I have a few tanks laying around. So i disassembled a 10gallon for the glass. Then i grabbed a 20gal and cleaned it all out. I cut a piece of glass about 5" high and siliconed it in the 20gal tank to make a divider. Its placed so I can fill one side of the tank about 4.5" high with water and the other side will be dirt. The water side takes up 65% of the footprint. I am thinking of some small plants on the dirt side, and some p gravel on the water side. But not sure on what animal i should put in there. Was thinking crabs or something.


I am at a loss of ideas, so if anyone has a tank similar, let me know what you got in there, this was a total impulse thing. I am planning on heating the water and filtering it of course. It will have to be small of course too because of the tank size, if this works out good, I may turn a 55gal into the same setup.

pics will come tomorrow, because i didnt have my cam with me.


----------



## Lisaandtheword (May 12, 2009)

I've heard of "if you build it, they will come" but in this case you will have to go looking, haha. Seriously this sounds neat tho, and you will probably happen across the perfect critters soon. If it were me I'd put in a bullhead or darter, not sure what you call them. (a long time ago)I caught one while fishing one time & he became a neat pet. He'd flap up from the bottom, sit in my hand & eat lil pieces of chicken. My dad monikered him "Ugly" so that was his name.

I found a pic of the kind I had~ http://www.leics.gov.uk/bullhead.jpg


----------



## ELewandowski (Mar 2, 2009)

oh, cool, someone else suggested one of those, I think he called it a mud skipper, but I have no idea how i would come about one of them.


----------



## Dmaaaaax (Nov 20, 2008)

1.) Newts and frogs

2.) African spitting fish (not sure about the exact name).

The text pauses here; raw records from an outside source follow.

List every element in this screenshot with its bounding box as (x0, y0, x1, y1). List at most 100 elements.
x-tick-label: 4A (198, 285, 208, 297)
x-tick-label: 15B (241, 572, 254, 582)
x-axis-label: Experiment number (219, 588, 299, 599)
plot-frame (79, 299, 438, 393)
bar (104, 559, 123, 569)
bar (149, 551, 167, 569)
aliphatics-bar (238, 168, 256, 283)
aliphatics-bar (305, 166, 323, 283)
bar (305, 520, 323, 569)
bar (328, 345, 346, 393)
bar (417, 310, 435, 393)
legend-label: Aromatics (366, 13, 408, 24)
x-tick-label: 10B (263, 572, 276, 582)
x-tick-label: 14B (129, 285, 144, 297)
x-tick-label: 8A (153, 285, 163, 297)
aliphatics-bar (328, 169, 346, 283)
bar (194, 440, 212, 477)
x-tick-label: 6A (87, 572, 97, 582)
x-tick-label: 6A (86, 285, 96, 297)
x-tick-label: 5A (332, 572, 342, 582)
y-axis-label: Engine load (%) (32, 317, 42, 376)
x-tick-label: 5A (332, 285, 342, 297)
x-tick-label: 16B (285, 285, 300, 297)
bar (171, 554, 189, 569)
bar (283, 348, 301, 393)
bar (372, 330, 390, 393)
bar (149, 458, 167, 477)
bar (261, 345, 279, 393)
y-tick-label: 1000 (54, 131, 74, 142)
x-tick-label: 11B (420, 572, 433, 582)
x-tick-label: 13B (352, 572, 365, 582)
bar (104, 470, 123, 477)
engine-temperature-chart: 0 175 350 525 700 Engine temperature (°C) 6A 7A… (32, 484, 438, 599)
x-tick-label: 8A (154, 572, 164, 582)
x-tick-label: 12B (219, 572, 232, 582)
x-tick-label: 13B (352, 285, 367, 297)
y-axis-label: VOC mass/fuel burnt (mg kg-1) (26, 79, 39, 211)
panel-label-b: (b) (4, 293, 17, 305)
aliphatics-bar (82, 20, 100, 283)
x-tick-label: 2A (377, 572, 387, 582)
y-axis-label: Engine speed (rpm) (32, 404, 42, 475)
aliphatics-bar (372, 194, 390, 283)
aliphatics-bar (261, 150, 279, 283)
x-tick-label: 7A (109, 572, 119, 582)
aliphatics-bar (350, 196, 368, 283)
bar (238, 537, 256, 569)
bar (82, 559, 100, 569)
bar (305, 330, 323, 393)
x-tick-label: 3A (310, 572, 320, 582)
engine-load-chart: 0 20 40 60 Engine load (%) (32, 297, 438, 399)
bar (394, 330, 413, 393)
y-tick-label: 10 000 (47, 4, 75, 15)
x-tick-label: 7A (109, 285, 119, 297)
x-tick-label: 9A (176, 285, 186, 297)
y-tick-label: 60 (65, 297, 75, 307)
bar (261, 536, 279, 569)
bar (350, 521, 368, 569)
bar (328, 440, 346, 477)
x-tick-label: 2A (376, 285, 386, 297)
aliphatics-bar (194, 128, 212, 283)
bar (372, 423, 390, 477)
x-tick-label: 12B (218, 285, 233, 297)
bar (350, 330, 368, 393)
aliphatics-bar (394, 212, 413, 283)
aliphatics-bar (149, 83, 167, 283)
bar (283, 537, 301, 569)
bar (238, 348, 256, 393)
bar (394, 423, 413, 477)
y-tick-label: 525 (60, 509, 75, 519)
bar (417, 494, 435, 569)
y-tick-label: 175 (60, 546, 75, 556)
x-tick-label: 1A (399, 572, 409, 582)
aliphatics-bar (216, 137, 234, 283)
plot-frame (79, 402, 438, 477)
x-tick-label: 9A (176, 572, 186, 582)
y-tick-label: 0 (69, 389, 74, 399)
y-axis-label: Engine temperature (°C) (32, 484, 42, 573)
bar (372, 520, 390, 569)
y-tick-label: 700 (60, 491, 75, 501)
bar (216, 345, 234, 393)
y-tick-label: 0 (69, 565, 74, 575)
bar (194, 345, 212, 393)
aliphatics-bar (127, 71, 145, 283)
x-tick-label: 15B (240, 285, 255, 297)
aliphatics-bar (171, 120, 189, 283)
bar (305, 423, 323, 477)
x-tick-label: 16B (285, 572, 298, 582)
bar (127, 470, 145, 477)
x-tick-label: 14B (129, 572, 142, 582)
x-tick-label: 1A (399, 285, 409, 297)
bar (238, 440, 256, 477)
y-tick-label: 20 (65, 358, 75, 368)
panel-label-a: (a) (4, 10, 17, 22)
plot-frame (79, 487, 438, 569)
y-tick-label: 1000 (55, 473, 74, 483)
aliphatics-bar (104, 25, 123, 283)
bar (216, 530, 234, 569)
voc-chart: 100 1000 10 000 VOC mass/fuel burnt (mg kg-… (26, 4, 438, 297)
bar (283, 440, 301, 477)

Then put insects on the land, let them climb up branches that hang over the water, and watch your fish shoot them down!

3.) Small turtles (box, sliders)


----------



## petlover516 (Nov 12, 2008)

thats the perfect tank for fire-bellied toads, which u can find in any petstore for 5$ each. they will do great in that set-up.


----------



## Lisaandtheword (May 12, 2009)

I like the spitting(Archer?) fish idea too.


----------



## ELewandowski (Mar 2, 2009)

I like the archer idea too, but i read your suggestions too late. I already picked up a Red Ear Slider. Anyway, I am planning on a larger setup now. So its still a thought. I am going to do a 4 foot tank setup like this also.

here is a few pics.


----------



## Lisaandtheword (May 12, 2009)

How's it going w your turtle now? Does he have a name?


----------